El Club de Vela Port d’Andratx atraviesa el peor temporal de sus 57 años de historia tras recibir un nuevo revés judicial. Nunca antes la situación había sido tan comprometida para la flotabilidad de una institución que a lo largo de sus casi seis décadas de vida ha sido el epicentro de la actividad náutica en el poniente de Mallorca y bajo cuyo gallardete han navegado destacados regatistas de la cantera balear.
El Tribunal Superior de Justicia de las Illes Balears (TSJIB) dictó hace cuatro días un auto por el que otorga a la firma Iniciatives Portuàries Mirall de Mar Mallorca (IP3M) la práctica totalidad del puerto deportivo de Andratx, gestionado por el Club de Vela desde 1968.
La resolución acepta una opción subsidiaria presentada por Ports de les Illes Balears (Ports IB) como la mejor forma para ejecutar la sentencia del Tribunal Supremo de 2017 que reconoció el derecho de IP3M a gestionar dicha instalación portuaria. Esta alternativa resulta ser, sin duda, la más perjudicial para el Club de Vela Port d’Andratx (CVPA), al reducir su espacio vital a la mínima expresión, sin edificio y sin explanada; es decir, sin margen físico para realizar su actividad social y deportiva.

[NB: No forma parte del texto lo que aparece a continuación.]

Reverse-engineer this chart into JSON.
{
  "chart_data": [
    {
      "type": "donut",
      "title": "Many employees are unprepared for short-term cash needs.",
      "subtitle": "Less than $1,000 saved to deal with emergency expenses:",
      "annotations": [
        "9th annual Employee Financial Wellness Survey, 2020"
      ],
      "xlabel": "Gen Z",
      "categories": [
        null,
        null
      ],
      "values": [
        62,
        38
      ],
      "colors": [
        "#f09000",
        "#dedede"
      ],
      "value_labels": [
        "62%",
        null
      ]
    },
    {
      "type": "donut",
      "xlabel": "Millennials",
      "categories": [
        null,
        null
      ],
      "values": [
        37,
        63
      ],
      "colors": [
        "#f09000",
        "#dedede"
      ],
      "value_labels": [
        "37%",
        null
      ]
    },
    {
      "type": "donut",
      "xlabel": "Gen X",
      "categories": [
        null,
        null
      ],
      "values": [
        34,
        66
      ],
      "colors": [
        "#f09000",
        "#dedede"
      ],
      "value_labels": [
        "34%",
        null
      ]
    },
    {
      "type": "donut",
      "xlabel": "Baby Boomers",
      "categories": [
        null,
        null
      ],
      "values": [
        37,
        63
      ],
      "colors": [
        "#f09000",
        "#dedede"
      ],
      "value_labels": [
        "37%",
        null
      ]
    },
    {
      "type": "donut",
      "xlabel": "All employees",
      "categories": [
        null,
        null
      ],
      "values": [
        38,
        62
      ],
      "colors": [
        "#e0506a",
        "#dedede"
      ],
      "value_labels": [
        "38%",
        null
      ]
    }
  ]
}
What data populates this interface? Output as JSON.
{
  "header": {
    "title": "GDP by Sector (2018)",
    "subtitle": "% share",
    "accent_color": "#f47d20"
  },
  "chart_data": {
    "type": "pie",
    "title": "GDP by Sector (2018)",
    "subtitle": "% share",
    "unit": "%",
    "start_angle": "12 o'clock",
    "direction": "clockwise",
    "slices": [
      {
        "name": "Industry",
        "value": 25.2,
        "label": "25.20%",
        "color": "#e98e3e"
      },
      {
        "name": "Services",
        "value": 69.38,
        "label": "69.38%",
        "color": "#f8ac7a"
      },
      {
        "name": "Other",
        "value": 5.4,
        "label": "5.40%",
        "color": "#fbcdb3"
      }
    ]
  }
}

La Sala considera que la propuesta 4.2 (que incorpora a la concesión de IP3M toda la instalación náutico-deportiva del puerto de Andratx, a excepción de dos pantalanes flotantes para embarcaciones de pequeña y mediana eslora) se ajusta al espíritu de la sentencia del Supremo, la cual consideró contraría a derecho la adjudicación del puerto al Club de Vela tras un concurso, convocado en 2002, en el que el proyecto de Iniciatives Portuàries fue el mejor puntuada por la comisión técnica.
El auto judicial deja abierta incluso la posibilidad de que IP3M prorrogue su concesión de 14 hasta 30 años, pese a que la licitación original no la contemplaba, y establece que sea esta sociedad mercantil quien asuma las funciones deportivas que el Club de Vela venía desarrollando desde su fundación, de acuerdo con las exigencias del pliego del concurso. Esto orilla por completo al club y al mismo tiempo obliga al nuevo gestor a subrogarse a los entrenadores y monitores de las secciones deportivas, además de al personal de administración y marinería.
El CVPA, que ha anunciado la interposición de un recurso de reposición contra el auto, ha recordado que el nuevo concesionario había aceptado, aunque con condiciones, una propuesta anterior (la denominada opción 3) que repartía el puerto en una proporción de dos tercios para IP3M y un tercio para una futura concesión destinada a actividades deportivas.
La decisión del TSJIB ha caído como una losa en el seno del club y en la Asociación de Clubes Náuticos de Baleares (ACNB), que consideran que el auto del TSJIB pone en grave riesgo la supervivencia de una entidad "comprometida con el servicio público y la promoción deportiva". Ginés Martínez, presidente del CVPA, ha señalado que, a su juicio, la opción 4.1 de Ports IB, presentada después de que el TSJIB desechara la número 3, cumplía perfectamente con la sentencia del Supremo sin colocar al club en una situación “tan delicada” de cara a su continuidad.
Por su parte, Ports IB está analizando el contenido del auto, a la espera de las conclusiones de sus servicios jurídicos. La empresa pública se ha limitado a señalar que “se está digiriendo la resolución”, sin adelantar posibles actuaciones. El plazo para recurrir expira a los cinco días de la comunicación del auto.